When she can escape the house, she often explores the grand gardens, laid out centuries ago. On the grounds, there is a lake. In the lake, there is an island. On the island, there is a summer house—a perfect place to get away from all those grumpy grown-up people who bother one so. Still, it might have been a bit lonely—if it weren’t for “The People” whom she discovers living within the foundation of the summer house.

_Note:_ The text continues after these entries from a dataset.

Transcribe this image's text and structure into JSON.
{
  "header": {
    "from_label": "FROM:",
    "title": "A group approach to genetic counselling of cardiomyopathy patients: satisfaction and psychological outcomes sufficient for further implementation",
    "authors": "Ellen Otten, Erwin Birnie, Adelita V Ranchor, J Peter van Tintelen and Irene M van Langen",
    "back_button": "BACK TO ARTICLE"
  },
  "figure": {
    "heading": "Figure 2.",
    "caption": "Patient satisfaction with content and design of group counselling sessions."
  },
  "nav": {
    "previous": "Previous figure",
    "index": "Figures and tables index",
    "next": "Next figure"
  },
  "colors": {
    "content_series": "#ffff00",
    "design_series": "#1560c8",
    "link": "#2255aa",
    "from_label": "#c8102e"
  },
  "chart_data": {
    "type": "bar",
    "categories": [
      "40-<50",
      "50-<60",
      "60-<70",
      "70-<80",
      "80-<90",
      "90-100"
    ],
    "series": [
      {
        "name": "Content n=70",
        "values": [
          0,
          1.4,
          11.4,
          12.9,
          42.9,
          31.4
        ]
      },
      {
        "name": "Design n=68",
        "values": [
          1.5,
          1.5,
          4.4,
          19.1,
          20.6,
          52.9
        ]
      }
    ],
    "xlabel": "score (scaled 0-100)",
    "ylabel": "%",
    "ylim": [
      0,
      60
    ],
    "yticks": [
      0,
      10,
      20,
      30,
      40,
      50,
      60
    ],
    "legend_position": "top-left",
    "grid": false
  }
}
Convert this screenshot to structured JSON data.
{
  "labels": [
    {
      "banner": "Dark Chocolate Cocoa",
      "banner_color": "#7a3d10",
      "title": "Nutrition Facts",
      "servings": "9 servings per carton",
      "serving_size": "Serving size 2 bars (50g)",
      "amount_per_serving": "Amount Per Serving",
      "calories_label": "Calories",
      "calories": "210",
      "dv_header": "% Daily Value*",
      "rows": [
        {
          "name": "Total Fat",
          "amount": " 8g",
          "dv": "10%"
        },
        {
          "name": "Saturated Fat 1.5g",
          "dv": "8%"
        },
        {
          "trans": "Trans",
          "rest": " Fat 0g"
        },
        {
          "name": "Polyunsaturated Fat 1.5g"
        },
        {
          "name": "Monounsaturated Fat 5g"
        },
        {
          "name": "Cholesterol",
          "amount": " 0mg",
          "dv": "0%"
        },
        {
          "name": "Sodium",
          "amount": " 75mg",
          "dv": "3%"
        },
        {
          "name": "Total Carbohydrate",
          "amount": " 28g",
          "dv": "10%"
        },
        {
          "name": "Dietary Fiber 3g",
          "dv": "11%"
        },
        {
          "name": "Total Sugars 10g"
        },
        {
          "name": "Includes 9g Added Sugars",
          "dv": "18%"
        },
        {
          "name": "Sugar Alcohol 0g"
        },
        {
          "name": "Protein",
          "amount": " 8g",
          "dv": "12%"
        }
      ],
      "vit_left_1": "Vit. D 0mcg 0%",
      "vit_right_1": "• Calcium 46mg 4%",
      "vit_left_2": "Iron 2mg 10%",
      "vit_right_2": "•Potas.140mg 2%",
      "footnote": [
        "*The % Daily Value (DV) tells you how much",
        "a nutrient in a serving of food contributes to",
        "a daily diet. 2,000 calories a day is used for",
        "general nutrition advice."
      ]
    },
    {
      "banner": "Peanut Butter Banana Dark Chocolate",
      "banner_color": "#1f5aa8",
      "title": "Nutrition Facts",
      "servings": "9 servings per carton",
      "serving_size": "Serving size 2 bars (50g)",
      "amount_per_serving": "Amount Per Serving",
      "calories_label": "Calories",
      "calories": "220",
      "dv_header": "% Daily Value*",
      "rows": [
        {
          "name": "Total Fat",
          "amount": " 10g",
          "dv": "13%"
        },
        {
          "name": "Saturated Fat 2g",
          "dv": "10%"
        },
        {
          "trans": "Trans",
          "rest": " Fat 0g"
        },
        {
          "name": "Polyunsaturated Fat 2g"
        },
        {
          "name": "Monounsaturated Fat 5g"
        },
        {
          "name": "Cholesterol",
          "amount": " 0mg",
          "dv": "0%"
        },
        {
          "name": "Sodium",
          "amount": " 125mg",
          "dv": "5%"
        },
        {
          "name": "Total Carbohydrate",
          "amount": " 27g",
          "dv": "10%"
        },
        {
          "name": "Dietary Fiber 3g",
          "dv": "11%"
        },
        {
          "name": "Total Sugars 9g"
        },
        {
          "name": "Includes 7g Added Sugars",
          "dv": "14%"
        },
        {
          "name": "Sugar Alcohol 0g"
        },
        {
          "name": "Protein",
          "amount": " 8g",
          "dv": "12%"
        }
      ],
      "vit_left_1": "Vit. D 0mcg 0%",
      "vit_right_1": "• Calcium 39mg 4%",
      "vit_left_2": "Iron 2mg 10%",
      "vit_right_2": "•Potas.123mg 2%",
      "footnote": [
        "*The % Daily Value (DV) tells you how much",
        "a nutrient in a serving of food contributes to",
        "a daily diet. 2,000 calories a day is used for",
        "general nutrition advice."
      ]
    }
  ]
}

Though only inches tall, “The People” were naturally outraged when Maria snatched a tiny baby nestled in half a walnut shell. Gulliver’s Lilliputians-in-exile had lived their lives for centuries on the island called Mistress Masham’s Repose, thank you very much, and they did not appreciate having a great gorm of a girl interfering in their pleasant routines by snatching babies or giving ridiculous presents. Yet they find Miss Maria’s interferences far less threatening than those proposed once they are discovered by the vicious vicar and the greedy governess.
T. H. White is best-known for The Sword in the Stone, a story about young King Arthur. Like that more famous book, Mistress Masham’s Repose is one of those solid English fantasy stories that stealthily steal into the readers’ hearts. Timeless in nature, it is ideal for a summer idyll, an autumn’s repast, a winter’s feast, or a spring regale.